Serial Attached SCSI Standard Moves Forward

The history of computing is littered with efforts by different consortia to set standards and interoperability protocols that failed for one reason or another. Not infrequently, the process for setting a standard is delayed and the window of opportunity for a specific technology is missed. In other cases, the standard doesn't work as anticipated. And sometimes, major players just don't adhere to a specific standard, opting instead to let the market make a de facto decision. Consequently, announcements from trade associations and other groups heralding initiatives to establish new standards in this space or that are often justifiably greeted with skepticism or a big yawn.

But sometimes the industry standards process works. The effort to establish a standard for Serial Attached SCSI (SAS) interfaces that also incorporates Serial ATA (SATA) hard disk drives appears to be moving along right on schedule and might actually come to fruition.

More than 2 years ago, the SCSI Trade Association (STA) launched an effort to establish standards for the next generation of the SCSI technology. In January 2003, the STA announced that it would work with the Serial ATA II Working Group, an industry consortium promoting the SATA interface, to enable system-level compatibility with SATA hard disk drives. This spring, in what its leaders are calling a major milestone, the STA conducted its first plugfest for vendors to demonstrate multivendor interoperability of their products using SAS. As Harry Mason, president of STA and director of industry marketing at LSI Logic, told me, the plugfest took place almost exactly on schedule. "It was planned for February 2004 and began on March 1," he said.

SAS promises to provide several benefits over parallel SCSI, which, through several iterations, has been a dominant storage protocol for nearly 20 years. Because the cables and connectors for a serial protocol can be smaller than those for a parallel protocol, manufacturers can develop disk drives that have smaller form factors and can increase the number of devices in each bay of a storage array. As a result, vendors will be able to increase the storage density of arrays.

Moreover, serial cables can run much farther than parallel cables. And the SAS standards will allow for 128 devices to be connected to a single bus, as opposed to the 15 devices that can be connected to a parallel bus. In practice, observers noted, parallel technology didn't provide sufficient throughput to make connecting even 15 devices to a single bus practical.

But perhaps the biggest benefit SAS might offer is the interoperability with SATA. Since the two are plug compatible and use the same commands to move data on and off disks, storage administrators will be able to mix and match devices in their storage subsystems according to whatever criteria they choose. Moreover, as systems and the data on them age and lose value, administrators will have a wide range of options for hard disk size, form factor, and cost.
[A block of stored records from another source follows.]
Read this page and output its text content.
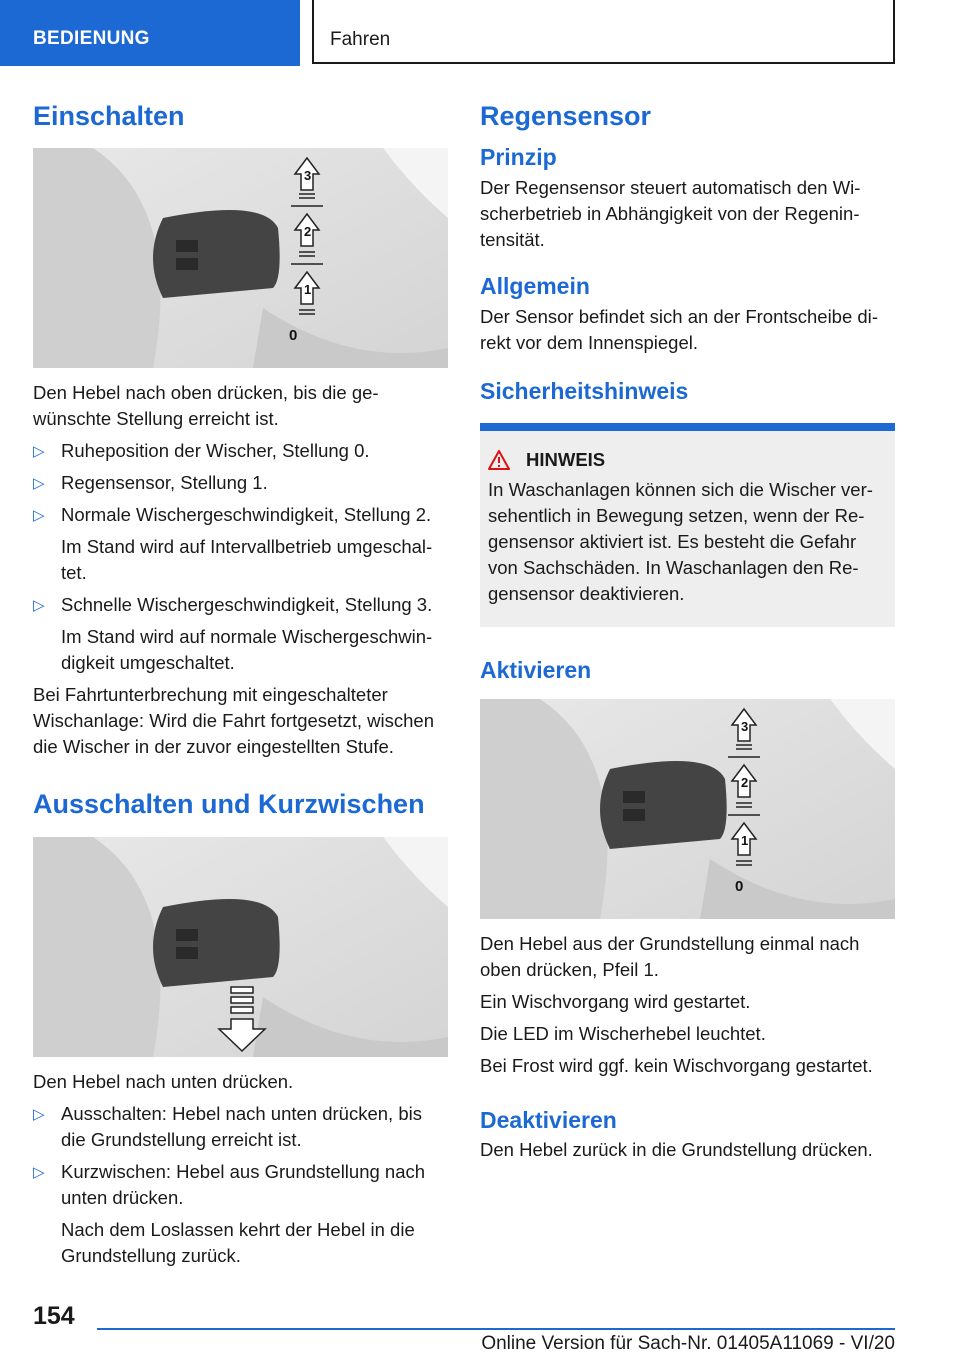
BEDIENUNG	Fahren
Einschalten
3
2
1
0

Den Hebel nach oben drücken, bis die gewünschte Stellung erreicht ist.

▷ Ruheposition der Wischer, Stellung 0.
▷ Regensensor, Stellung 1.
▷ Normale Wischergeschwindigkeit, Stellung 2.
Im Stand wird auf Intervallbetrieb umgeschaltet.
▷ Schnelle Wischergeschwindigkeit, Stellung 3.
Im Stand wird auf normale Wischergeschwindigkeit umgeschaltet.

Bei Fahrtunterbrechung mit eingeschalteter Wischanlage: Wird die Fahrt fortgesetzt, wischen die Wischer in der zuvor eingestellten Stufe.

Ausschalten und Kurzwischen

Den Hebel nach unten drücken.

▷ Ausschalten: Hebel nach unten drücken, bis die Grundstellung erreicht ist.
▷ Kurzwischen: Hebel aus Grundstellung nach unten drücken.
Nach dem Loslassen kehrt der Hebel in die Grundstellung zurück.
Regensensor
Prinzip

Der Regensensor steuert automatisch den Wischerbetrieb in Abhängigkeit von der Regenintensität.

Allgemein

Der Sensor befindet sich an der Frontscheibe direkt vor dem Innenspiegel.

Sicherheitshinweis
HINWEIS

In Waschanlagen können sich die Wischer versehentlich in Bewegung setzen, wenn der Regensensor aktiviert ist. Es besteht die Gefahr von Sachschäden. In Waschanlagen den Regensensor deaktivieren.

Aktivieren
3
2
1
0

Den Hebel aus der Grundstellung einmal nach oben drücken, Pfeil 1.

Ein Wischvorgang wird gestartet.

Die LED im Wischerhebel leuchtet.

Bei Frost wird ggf. kein Wischvorgang gestartet.

Deaktivieren

Den Hebel zurück in die Grundstellung drücken.

154
Online Version für Sach-Nr. 01405A11069 - VI/20
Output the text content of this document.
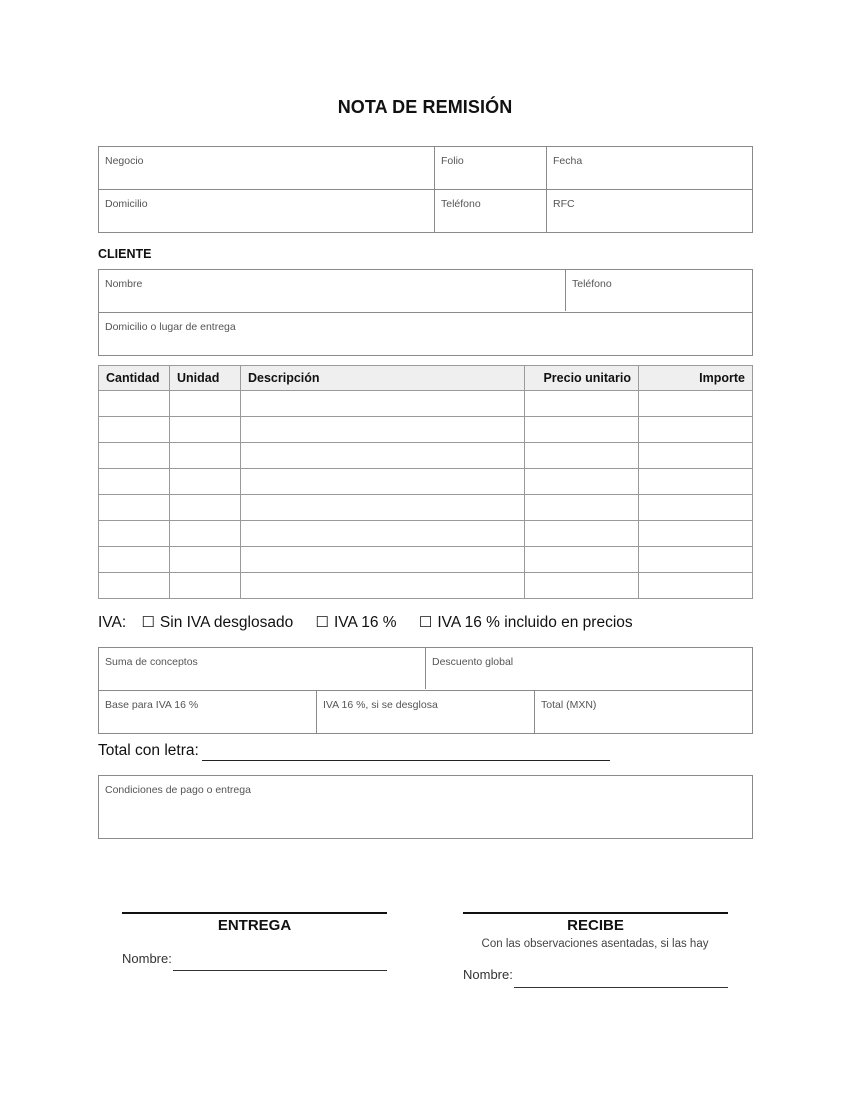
NOTA DE REMISIÓN
Negocio	Folio	Fecha
Domicilio	Teléfono	RFC
CLIENTE
Nombre	Teléfono
Domicilio o lugar de entrega
Cantidad	Unidad	Descripción	Precio unitario	Importe

IVA: ☐ Sin IVA desglosado ☐ IVA 16 % ☐ IVA 16 % incluido en precios
Suma de conceptos	Descuento global
Base para IVA 16 %	IVA 16 %, si se desglosa	Total (MXN)
Total con letra:
Condiciones de pago o entrega
ENTREGA
Nombre:
RECIBE
Con las observaciones asentadas, si las hay
Nombre:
SAS was finalized at the end of last year, and since January, a slew of companies have announced products that incorporate the new standard. According to Mason, the plugfest was notable for several reasons. Sixteen companies participated, and all vendors that wanted to join in had to come with real products to test. "There were no voyeurs. This was not an event to watch," he said.

Participants included disk-drive, controller, test-equipment, cable, connector, and systems suppliers and such high-profile companies as Adaptec, Hitachi Global Storage Technologies, HP, Maxtor, and Seagate Technology. The technical focus was on initiator and target devices, and the plugfest included tests in a wide range of areas, including the physical layer, cables, backplanes, and rate matching, as well as testing SATA devices and SAS expanders on an ad hoc basis.

However, the plugfest wasn't aimed at testing compliance. Indeed, Mason noted, compliance can be tricky for organizations such as the STA to manage. Instead, he suggested, major OEMs, such as HP and IBM, would be in a better position to ultimately decide whether technology is in compliance with the standard.

Several other plugfests are scheduled during the year. Based on the results of the March event, products should be available in third or fourth quarter 2004 and begin making their way into end users' storage infrastructure by first quarter 2005. When they do, companies will have a more efficient way to provision their storage resources across the enterprise from the most demanding to the lowest priority applications.